MP3 NG: A Next Generation Consumer Platform

R

Device decodes from

IP Bus Controller

State

Machine

SYS_CLK FLASH_SEL_N

ACK_N WR_IN_N[3:0]

RD_IN_N

FL_CE_N[3:0]

FL_ALE

FL_WE_N

FL_RE_N

FL_SE_N

FL_WP_N FL_R/B_N

Figure 20: FLASH Controller Block Diagram

When the architecture for this system was being planned, one issue that needed to be addressed was whether to execute the program image directly from FLASH or to copy it to SDRAM. There were two key issues that needed to be considered when making this decision.

Performance

The narrow, 8-bit, interface used for both address and data is one performance issue, but it is not the biggest. The real problem is random access latency. Within a 512-byte memory page, data can be read with a 50 ns read cycle time. The problem comes when the processor accesses data on a different page. The time required to load a page into the page register, where it can be accessed, is 7 s. With a 66 MHz processor frequency this represents 462 instruction times. This latency will adversely effect real-time performance.

Error Handling

Each 512-byte page in the FLASH has 16 bytes of spare storage for storing ECC information. The problem is that this is not enough storage for implementing ECC for small block sizes. For example, to correct single bit errors on an RC32364 cache line (16 bytes) using a Hamming code the following relationship must be satisfied:

N 2**K – K – 1

where: N is the number of data bits in the block K is the number of ECC bits

Solving for K:

16 * 8 = 256 2K – K – 1

K = 9 ECC bits per cache line

Since there are 32 (512/16) cache lines per page, a total of 36 bytes are needed for ECC storage. Recall that 16 bytes are available.
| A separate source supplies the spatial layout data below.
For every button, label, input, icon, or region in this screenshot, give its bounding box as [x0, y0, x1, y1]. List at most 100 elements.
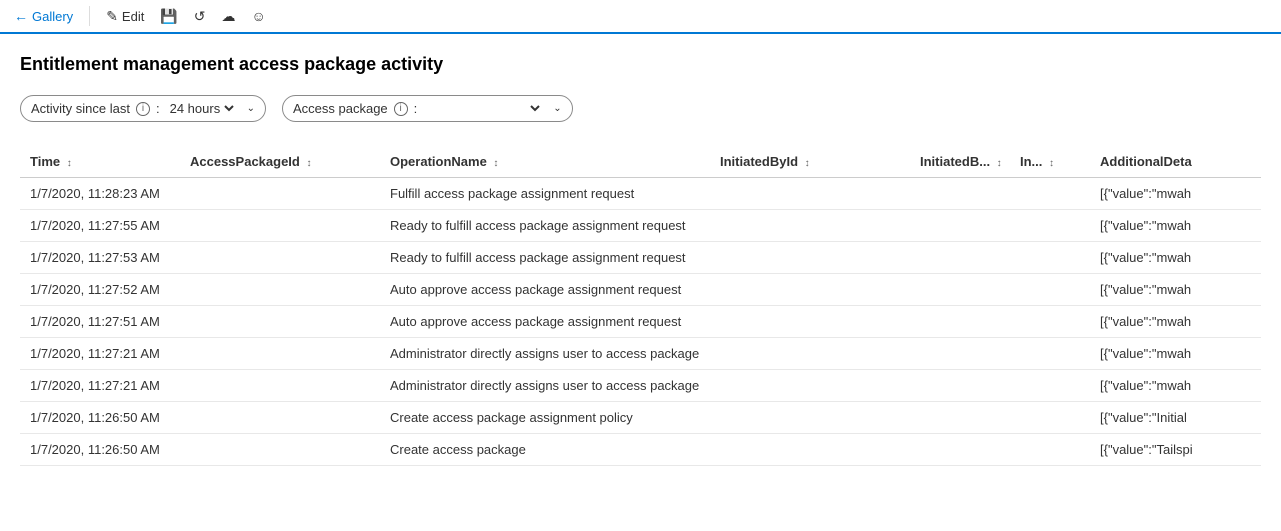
package-dropdown-arrow-icon: ⌄ — [553, 103, 561, 114]
cell-time: 1/7/2020, 11:27:21 AM — [20, 338, 180, 370]
cell-time: 1/7/2020, 11:26:50 AM — [20, 434, 180, 466]
cell-time: 1/7/2020, 11:27:53 AM — [20, 242, 180, 274]
cell-opname: Create access package assignment policy — [380, 402, 710, 434]
cell-time: 1/7/2020, 11:28:23 AM — [20, 178, 180, 210]
cell-initby — [910, 370, 1010, 402]
table-header: Time ↕ AccessPackageId ↕ OperationName ↕… — [20, 146, 1261, 178]
cell-addl: [{"value":"mwah — [1090, 178, 1261, 210]
col-header-time[interactable]: Time ↕ — [20, 146, 180, 178]
back-arrow-icon: ← — [14, 8, 28, 24]
cell-pkgid — [180, 370, 380, 402]
cell-addl: [{"value":"mwah — [1090, 242, 1261, 274]
cell-opname: Auto approve access package assignment r… — [380, 274, 710, 306]
cell-opname: Create access package — [380, 434, 710, 466]
col-header-initiatedby[interactable]: InitiatedB... ↕ — [910, 146, 1010, 178]
cloud-button[interactable]: ☁ — [222, 8, 236, 25]
table-body: 1/7/2020, 11:28:23 AM Fulfill access pack… — [20, 178, 1261, 466]
cell-opname: Fulfill access package assignment reques… — [380, 178, 710, 210]
cell-in — [1010, 306, 1090, 338]
activity-filter-colon: : — [156, 101, 160, 116]
cell-pkgid — [180, 434, 380, 466]
table-row[interactable]: 1/7/2020, 11:27:21 AMAdministrator direc… — [20, 338, 1261, 370]
cell-opname: Auto approve access package assignment r… — [380, 306, 710, 338]
col-header-accesspackageid[interactable]: AccessPackageId ↕ — [180, 146, 380, 178]
activity-filter-select[interactable]: 24 hours 1 hour 6 hours 12 hours 7 days … — [166, 100, 237, 117]
cell-pkgid — [180, 274, 380, 306]
cell-initbyid — [710, 242, 910, 274]
sort-icon-opname: ↕ — [493, 158, 498, 169]
cloud-icon: ☁ — [222, 8, 236, 25]
col-header-operationname[interactable]: OperationName ↕ — [380, 146, 710, 178]
sort-icon-initby: ↕ — [997, 158, 1002, 169]
activity-table: Time ↕ AccessPackageId ↕ OperationName ↕… — [20, 146, 1261, 466]
cell-addl: [{"value":"mwah — [1090, 210, 1261, 242]
table-row[interactable]: 1/7/2020, 11:27:21 AM Administrator direc… — [20, 370, 1261, 402]
toolbar: ← Gallery ✎ Edit 💾 ↺ ☁ ☺ — [0, 0, 1281, 34]
cell-pkgid — [180, 242, 380, 274]
filters-row: Activity since last i : 24 hours 1 hour … — [20, 95, 1261, 122]
save-button[interactable]: 💾 — [160, 8, 177, 25]
activity-info-icon: i — [136, 102, 150, 116]
cell-initbyid — [710, 402, 910, 434]
cell-addl: [{"value":"mwah — [1090, 306, 1261, 338]
back-button[interactable]: ← Gallery — [14, 8, 73, 24]
cell-time: 1/7/2020, 11:27:51 AM — [20, 306, 180, 338]
cell-time: 1/7/2020, 11:27:21 AM — [20, 370, 180, 402]
table-row[interactable]: 1/7/2020, 11:27:55 AM Ready to fulfill ac… — [20, 210, 1261, 242]
cell-addl: [{"value":"mwah — [1090, 370, 1261, 402]
cell-pkgid — [180, 178, 380, 210]
cell-initby — [910, 434, 1010, 466]
cell-initbyid — [710, 178, 910, 210]
cell-opname: Ready to fulfill access package assignme… — [380, 210, 710, 242]
table-row[interactable]: 1/7/2020, 11:27:52 AMAuto approve access… — [20, 274, 1261, 306]
sort-icon-time: ↕ — [67, 158, 72, 169]
cell-addl: [{"value":"Initial — [1090, 402, 1261, 434]
refresh-button[interactable]: ↺ — [194, 8, 206, 25]
sort-icon-pkgid: ↕ — [306, 158, 311, 169]
activity-filter-label: Activity since last — [31, 101, 130, 116]
col-header-initiatedbyid[interactable]: InitiatedById ↕ — [710, 146, 910, 178]
table-row[interactable]: 1/7/2020, 11:28:23 AM Fulfill access pack… — [20, 178, 1261, 210]
cell-time: 1/7/2020, 11:26:50 AM — [20, 402, 180, 434]
cell-time: 1/7/2020, 11:27:55 AM — [20, 210, 180, 242]
sort-icon-in: ↕ — [1049, 158, 1054, 169]
emoji-button[interactable]: ☺ — [252, 8, 266, 24]
table-row[interactable]: 1/7/2020, 11:27:53 AM Ready to fulfill ac… — [20, 242, 1261, 274]
table-row[interactable]: 1/7/2020, 11:27:51 AM Auto approve access… — [20, 306, 1261, 338]
cell-initbyid — [710, 274, 910, 306]
cell-opname: Administrator directly assigns user to a… — [380, 370, 710, 402]
cell-pkgid — [180, 402, 380, 434]
table-header-row: Time ↕ AccessPackageId ↕ OperationName ↕… — [20, 146, 1261, 178]
col-header-in[interactable]: In... ↕ — [1010, 146, 1090, 178]
cell-in — [1010, 370, 1090, 402]
cell-addl: [{"value":"mwah — [1090, 274, 1261, 306]
table-row[interactable]: 1/7/2020, 11:26:50 AM Create access packa… — [20, 434, 1261, 466]
cell-in — [1010, 178, 1090, 210]
activity-filter-group: Activity since last i : 24 hours 1 hour … — [20, 95, 266, 122]
col-header-additionaldetails[interactable]: AdditionalDeta — [1090, 146, 1261, 178]
pencil-icon: ✎ — [106, 8, 118, 25]
cell-in — [1010, 434, 1090, 466]
refresh-icon: ↺ — [194, 8, 206, 25]
cell-in — [1010, 210, 1090, 242]
edit-label: Edit — [122, 9, 144, 24]
cell-initbyid — [710, 338, 910, 370]
cell-in — [1010, 338, 1090, 370]
activity-dropdown-arrow-icon: ⌄ — [247, 103, 255, 114]
cell-initbyid — [710, 210, 910, 242]
gallery-label: Gallery — [32, 9, 73, 24]
page-title: Entitlement management access package ac… — [20, 54, 1261, 75]
cell-pkgid — [180, 338, 380, 370]
cell-initbyid — [710, 434, 910, 466]
cell-addl: [{"value":"mwah — [1090, 338, 1261, 370]
cell-initby — [910, 242, 1010, 274]
cell-pkgid — [180, 210, 380, 242]
cell-addl: [{"value":"Tailspi — [1090, 434, 1261, 466]
cell-initby — [910, 274, 1010, 306]
edit-button[interactable]: ✎ Edit — [106, 8, 144, 25]
cell-opname: Ready to fulfill access package assignme… — [380, 242, 710, 274]
package-filter-select[interactable] — [423, 100, 543, 117]
table-row[interactable]: 1/7/2020, 11:26:50 AM Create access packa… — [20, 402, 1261, 434]
cell-in — [1010, 402, 1090, 434]
cell-initby — [910, 210, 1010, 242]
In order to get around this problem, the block size could be increased to 32 bytes. At 32 bytes, ten bits of ECC are required per block, but there are now only 16 blocks per page which is consistent with the available ECC memory per page. Performing the block check over two cache lines could accommodate this larger block size. The down side to this is that every time a cache line is loaded, two would have to be checked with a corresponding increase in memory latency.
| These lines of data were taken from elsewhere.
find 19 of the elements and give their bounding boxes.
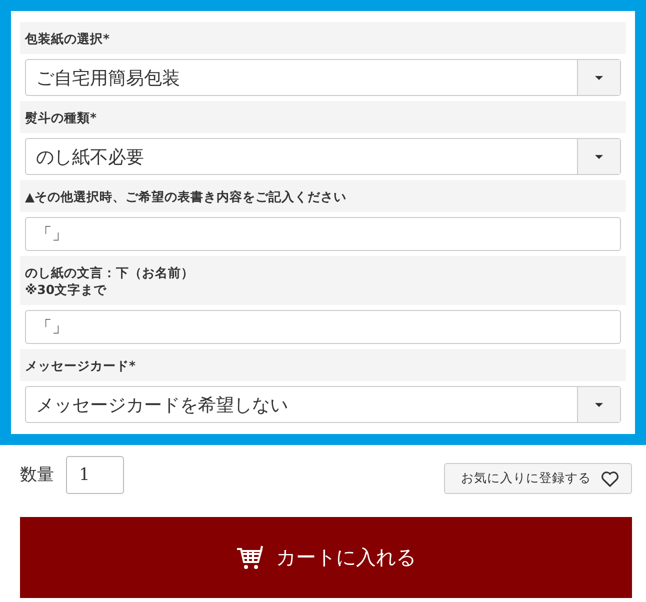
- input-field[interactable]: 「」: [25, 310, 621, 344]
- field-label: ▲その他選択時、ご希望の表書き内容をご記入ください: [20, 180, 626, 212]
- field-label: のし紙の文言：下（お名前） ※30文字まで: [20, 256, 626, 305]
- caret-icon: [595, 402, 603, 406]
- field-label: 熨斗の種類*: [20, 101, 626, 133]
- caret-icon: [595, 76, 603, 80]
- select-field[interactable]: ご自宅用簡易包装: [25, 59, 621, 96]
- favorite-button[interactable]: お気に入りに登録する: [444, 463, 632, 494]
- field-label: メッセージカード*: [20, 349, 626, 381]
- quantity-field[interactable]: 1: [66, 456, 124, 494]
- select-field[interactable]: メッセージカードを希望しない: [25, 386, 621, 423]
- caret-icon: [595, 154, 603, 158]
- cart-icon: [236, 544, 264, 572]
- field-label: 包装紙の選択*: [20, 22, 626, 54]
- quantity-label: 数量: [20, 464, 54, 486]
- input-field[interactable]: 「」: [25, 217, 621, 251]
- select-field[interactable]: のし紙不必要: [25, 138, 621, 175]
- add-to-cart-button[interactable]: カートに入れる: [20, 517, 632, 598]
- heart-icon: [601, 470, 619, 486]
As a result of this the decision was made to copy the executable image to the SDRAM memory at boot time. This not only increases performance but also turns the ECC checking issue into a non real-time software exercise.

The estimated FPGA device resources used to implement this block include an estimated 100 CLBs, and the ten I/O pads listed in Table 4.

XAPP169 (v1.0) November 24, 1999

www.xilinx.com

21

 

1-800-255-7778

 

Page 21
Image 21
Xilinx XAPP169 manual Performance, Error Handling

XAPP169 specifications

Xilinx XAPP169 is a pioneering application note that delves into the design and implementation of high-performance digital signal processing (DSP) systems. It serves as a reference guide for engineers and designers looking to leverage Xilinx Field Programmable Gate Arrays (FPGAs) for sophisticated DSP applications. The document provides a comprehensive overview of the techniques and methodologies necessary to harness the power and flexibility of FPGA technology in DSP design.

One of the main features of XAPP169 is its focus on the integration of various DSP functions, including filtering, modulation, and Fourier transforms. By utilizing the inherent parallelism of FPGAs, designers can achieve significant performance enhancements compared to traditional DSP implementations. This parallel processing capability allows for real-time processing of high-bandwidth signals, making XAPP169 ideal for applications such as telecommunications, aerospace, and medical imaging.

The application note emphasizes the use of Xilinx’s advanced tools and libraries, such as the Xilinx System Generator for DSP and the Xilinx Vivado Design Suite. These tools facilitate the modeling, simulation, and synthesis of DSP algorithms tailored to specific requirements, enabling a rapid development cycle. By providing pre-optimized building blocks and IP cores, XAPP169 streamlines the design process, reducing time-to-market for new products and innovations.

Additionally, XAPP169 highlights the ability to leverage high-speed serial transceivers present in Xilinx FPGAs. These transceivers enable reliable transmission of data across long distances with minimized latency and optimized bandwidth utilization. The application note outlines various techniques for managing signal integrity and maximizing throughput, ensuring that designs can meet the stringent requirements of modern DSP applications.

Another characteristic of XAPP169 is its attention to resource utilization and optimization strategies. The document discusses how to balance performance with area and power consumption, which is crucial in embedded applications where space and power are at a premium. By employing advanced synthesis strategies and leveraging the capabilities of Xilinx’s architecture, designers can create efficient and scalable DSP systems.

In summary, Xilinx XAPP169 serves as an invaluable resource for engineers seeking to harness the capabilities of FPGAs in DSP applications. With its focus on high-performance design, integration of advanced tools, and optimization strategies, it opens up new possibilities for innovation in various fields where digital signal processing is essential.